Time for a refreshing pastis
One of the best ways to get into the mood of Provence is with a sip of pastis. Associated particularly with Marseille, where it is nicknamed pastaga, pastis is today an intrinsic part of life in Provence.. A half filled glass of pastis, next to a pitcher of water, ice and a small dish of olives is one of archetypical images of Provence.
Invented as a legal aniseed based drink, after the prohibition of absinthe in 1915, its main ingredients are anis vert, anis toile ,fenouil and reglisse. It does not contain the grand wormwood of absinthe) and the alcohol content is lower than the traditional absinthe Yellow when poured straight from the bottle, pastis turns milky white when water is added. Here in the Luberon, the locals enjoy their pastis as a Mauresque, a cocktail of pastis and orgeat syrup ( a sweet syrup made with almonds, sugar, rose or orange flower water.
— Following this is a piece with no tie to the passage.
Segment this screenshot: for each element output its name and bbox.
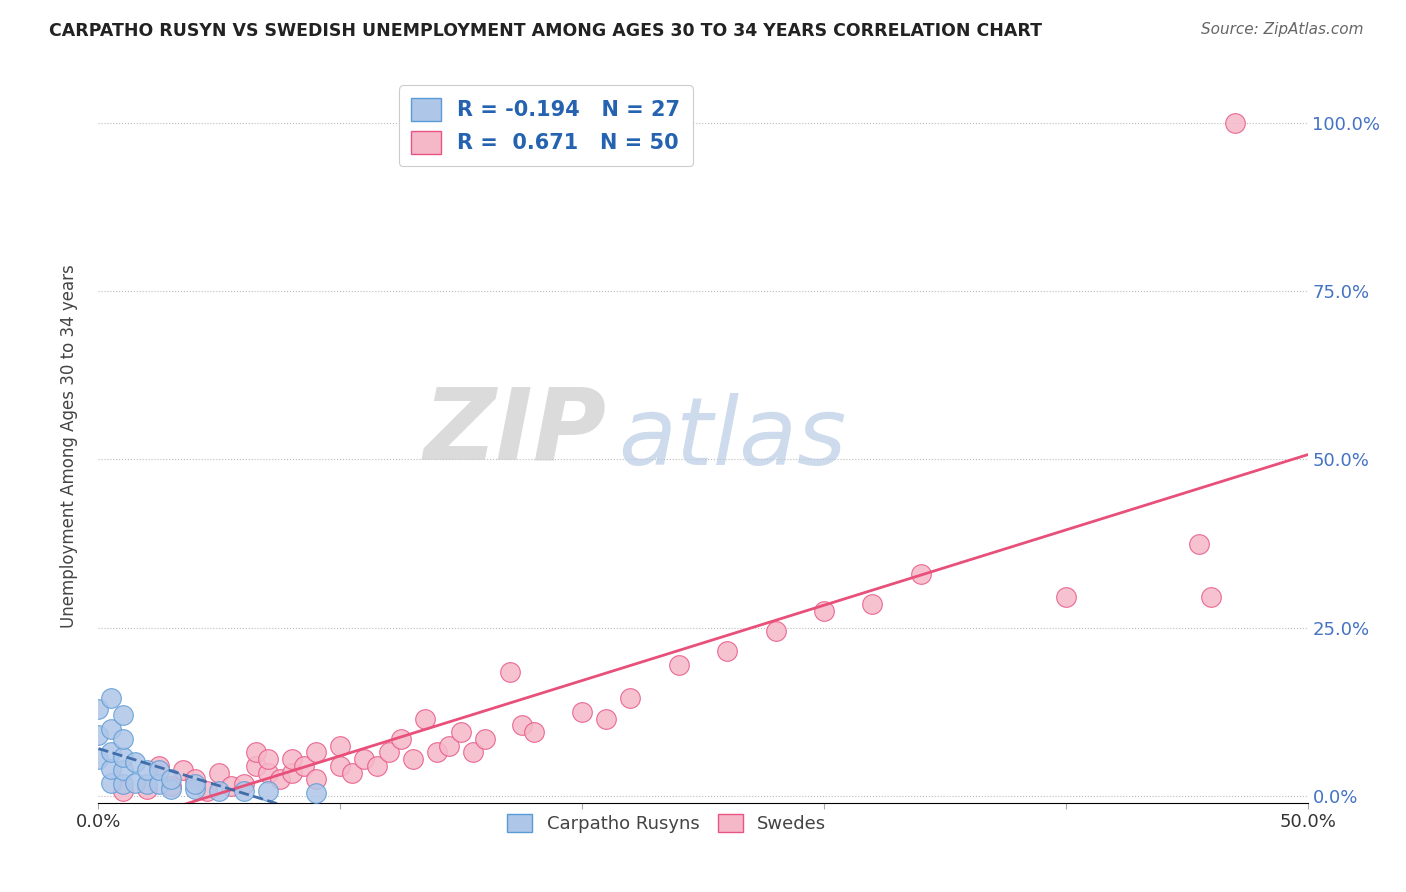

Ricard is the best known Brandon pastis (their slogan was for many years 'la vraie pastis de Marseille’). Pastis 51 is another brand enjoyed its stronger, more bitter taste and then there are many artisanal varieties.
Cooking buffs who want to add an aniseed flavour use pastis to make flambéed prawns or other seafood dishes. Try it as a marinade for your sea bream or sardines. For those with a sweet tooth, serve in a soufflé for an original dessert.